- O ministro do STF Gilmar Mendes defendeu os colegas Dias Toffoli e Alexandre de Moraes e reagiu a uma fala de Romeu Zema (Novo) que defendia que os ministros fossem presos, além de sofrer impeachment.
- Mendes lembrou que o governo de Minas, ainda na gestão de Zema, pediu ao STF o adiamento do pagamento de parcelas da dívida estadual com a União.
- O ministro citou uma nota técnica do Ministério da Fazenda para sustentar que, sem o apoio do STF, o estado enfrentaria desorganização fiscal e riscos à continuidade de serviços públicos.
- O advogado Jeffrey Chiquini (Novo) reagiu, defendendo que chamar a fala de Zema de “ataque” é impróprio e dizendo que “ataque às instituições” é usar a toga para constranger opositores.
- No desfecho, o relatório final foi rejeitado após manobra do governo, com seis votos contrários e quatro favoráveis.
Gilmar Mendes saiu em defesa de seus colegas no STF, Dias Toffoli e Alexandre de Moraes, diante de críticas do ex-governador de Minas Gerais, Romeu Zema. Zema chegou a defender a prisão dos ministros, além de um impeachment. O episódio ocorreu após Zema postar comentário na quarta-feira (15).
Mendes lembrou que o governo de Minas, ainda na gestão de Zema, pediu ao STF o adiamento de parcelas da dívida com a União. O ministro afirmou que o STF atua como escudo fiscal e contábil, quando a decisão é constitucional, não apenas conveniente.
Em seguida, Mendes citou uma nota técnica da Fazenda sobre os pedidos de socorro de Minas ao STF para lidar com o endividamento. Segundo ele, sem o apoio institucional do tribunal, haveria desorganização fiscal e riscos à continuidade de serviços públicos.
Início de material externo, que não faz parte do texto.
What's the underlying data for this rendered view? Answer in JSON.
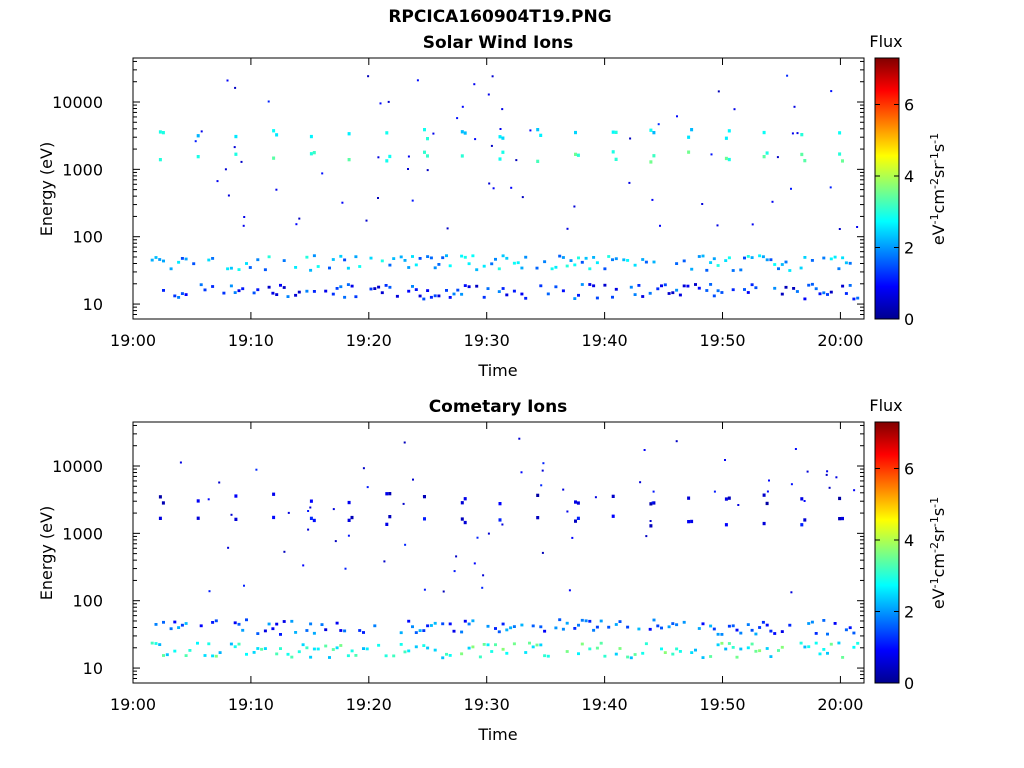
{
  "figure_title": "RPCICA160904T19.PNG",
  "colors": {
    "colormap": "jet",
    "low": "#00008f",
    "high": "#800000"
  },
  "chart_data": [
    {
      "type": "heatmap",
      "title": "Solar Wind Ions",
      "xlabel": "Time",
      "ylabel": "Energy (eV)",
      "xlim": [
        "19:00",
        "20:02"
      ],
      "ylim": [
        6,
        45000
      ],
      "yscale": "log",
      "x_ticks": [
        "19:00",
        "19:10",
        "19:20",
        "19:30",
        "19:40",
        "19:50",
        "20:00"
      ],
      "y_ticks": [
        "10",
        "100",
        "1000",
        "10000"
      ],
      "colorbar": {
        "label": "Flux",
        "unit": "eV-1cm-2sr-1s-1",
        "range": [
          0,
          7.3
        ],
        "ticks": [
          "0",
          "2",
          "4",
          "6"
        ]
      },
      "bands": [
        {
          "name": "high-energy peak",
          "energy_ev": 1500,
          "color_level": 3.2,
          "repeat_min": 3.2
        },
        {
          "name": "upper peak",
          "energy_ev": 3200,
          "color_level": 2.6,
          "repeat_min": 3.2
        },
        {
          "name": "low-energy band",
          "energy_ev": 40,
          "color_level": 2.2
        },
        {
          "name": "lowest band",
          "energy_ev": 15,
          "color_level": 1.2
        }
      ]
    },
    {
      "type": "heatmap",
      "title": "Cometary Ions",
      "xlabel": "Time",
      "ylabel": "Energy (eV)",
      "xlim": [
        "19:00",
        "20:02"
      ],
      "ylim": [
        6,
        45000
      ],
      "yscale": "log",
      "x_ticks": [
        "19:00",
        "19:10",
        "19:20",
        "19:30",
        "19:40",
        "19:50",
        "20:00"
      ],
      "y_ticks": [
        "10",
        "100",
        "1000",
        "10000"
      ],
      "colorbar": {
        "label": "Flux",
        "unit": "eV-1cm-2sr-1s-1",
        "range": [
          0,
          7.3
        ],
        "ticks": [
          "0",
          "2",
          "4",
          "6"
        ]
      },
      "bands": [
        {
          "name": "high-energy peak",
          "energy_ev": 1500,
          "color_level": 0.8,
          "repeat_min": 3.2
        },
        {
          "name": "upper peak",
          "energy_ev": 3200,
          "color_level": 0.6,
          "repeat_min": 3.2
        },
        {
          "name": "low-energy band",
          "energy_ev": 40,
          "color_level": 1.5
        },
        {
          "name": "lowest band",
          "energy_ev": 18,
          "color_level": 3.0
        }
      ]
    }
  ]
}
As contestações vão além. Jeffrey Chiquini, advogado e pré-candidato do Novo, reagiu na publicação, dizendo que não se trata de ataque, mas de crítica. O episódio envolve ainda a discussão sobre investigações de parlamentares ligada à atuação da Corte.
Na prática, a fala de Mendes coincide com tradicionais disputas entre Poderes. Toffoli, em outra fala, citou casos sobre cassação eleitoral de nomes que se insurgem contra o STF, mas o relatório final sobre o tema foi rejeitado após votação com ampla maioria de votos contrários.